Давненько так ясно не становилось саратовцам, как нужно жить!

Режим вступил в свои права, и везде можно было видеть одно и то же: в шесть часов саратовцы встают и набирают силы для семичасового секса, который стал нужен как воздух даже тем, кто вовсе им не интересовался в силу хворей или возраста или природного отвращения, — для здоровья ведь чего не сделаешь! Без пяти восемь каждый саратовец садится за стол и кушает, но с великой осторожностью, помня об опасности инфаркта и апоплексии, он еле-еле ковыряет вилкой, еле-еле подносит ко рту ложку, выключает радио и телевизор, не общается с родственниками, чтобы, не дай Бог, не взволноваться и не схлопотать кондрашку, для людей мнительных это страшный час, ибо стоит где-то кольнуть или заныть, они тут же понимают: грядет инфаркт или инсульт. Поэтому машины «скорой помощи» в восемь утра мечутся по Саратову как угорелые, поскольку многие саратовцы не дожидаются симптомов, им достаточно взглянуть на часы: ага, восемь, пора на всякий случай «скорую» вызывать.

В 9 часов выстраиваются длинные очереди к стоматологам, которые рвут и лечат зубы в поте лица, после же девяти — пусто, ни одного саратовца к зубному врачу калачом не заманишь!

С 10-ти до 12-ти все поголовно начинают работать — и дети, и инвалиды, и старики, и безработные. Если вы хотите увидеть на улице несущего свой пост милиционера или метущего улицу дворника, или наверняка попасть на автобус, или увидеть за рабочим столом чиновника — спешите это сделать именно в промежуток с 10-ти до 12-ти.

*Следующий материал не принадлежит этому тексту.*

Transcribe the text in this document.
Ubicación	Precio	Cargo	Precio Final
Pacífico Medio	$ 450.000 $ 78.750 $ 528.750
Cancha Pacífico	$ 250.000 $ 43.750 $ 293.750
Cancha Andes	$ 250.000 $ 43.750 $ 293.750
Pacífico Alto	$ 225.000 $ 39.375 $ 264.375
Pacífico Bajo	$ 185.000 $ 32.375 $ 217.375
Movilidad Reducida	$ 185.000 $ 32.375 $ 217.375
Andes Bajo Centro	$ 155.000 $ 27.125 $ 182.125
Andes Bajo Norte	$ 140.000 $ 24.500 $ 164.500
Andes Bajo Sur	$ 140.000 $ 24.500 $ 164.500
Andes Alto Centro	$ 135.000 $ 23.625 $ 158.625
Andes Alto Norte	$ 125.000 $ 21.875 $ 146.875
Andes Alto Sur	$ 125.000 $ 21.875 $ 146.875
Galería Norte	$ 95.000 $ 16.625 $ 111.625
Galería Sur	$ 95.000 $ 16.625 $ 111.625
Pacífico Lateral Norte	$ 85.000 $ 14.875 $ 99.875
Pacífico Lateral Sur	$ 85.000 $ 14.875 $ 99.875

С 12-ти же все начинают кушать, с 13-ти — отдыхать, подремывая или вовсе спя, в 14 все осаждают парикмахерские, даже те, кто лишен волос на голове в силу личной особенности организма; если это мужчины, они бреются, если это женщины, они примеряют парики.

С 15-ти до 18-ти часов переполнены спортивные залы, бассейны, сауны, теннисные корты и беговые дорожки. Тот, кто в восемь утра хватался за сердце, к вечеру выжимает штангу одной рукой (второй рукой продолжая хвататься за сердце, но свято веруя в предписанный распорядок), при этом все одновременно сочиняют в уме стихи, повести и романы, помня, что это период творческой активности, а заодно без умолку говорят, кого-то в чем-то убеждая, в результате, все, кто надо, становятся убеждены.

Ровнехонько в шесть вечера саратовцы кушают, в семь занимаются макияжем и пьют таблетки, какие окажутся под рукой, в 20.00, обуреваемые чувством прекрасного, отправляются покупать одежду, но магазины по нашим традициям в своем большинстве закрыты за исключением нескольких коммерческих, в которых, пользуясь случаем, заламывают бешеные цены и сбывают залежалый товар, но саратовцы ни с чем не считаются — лишь бы чувство прекрасного было удовлетворено.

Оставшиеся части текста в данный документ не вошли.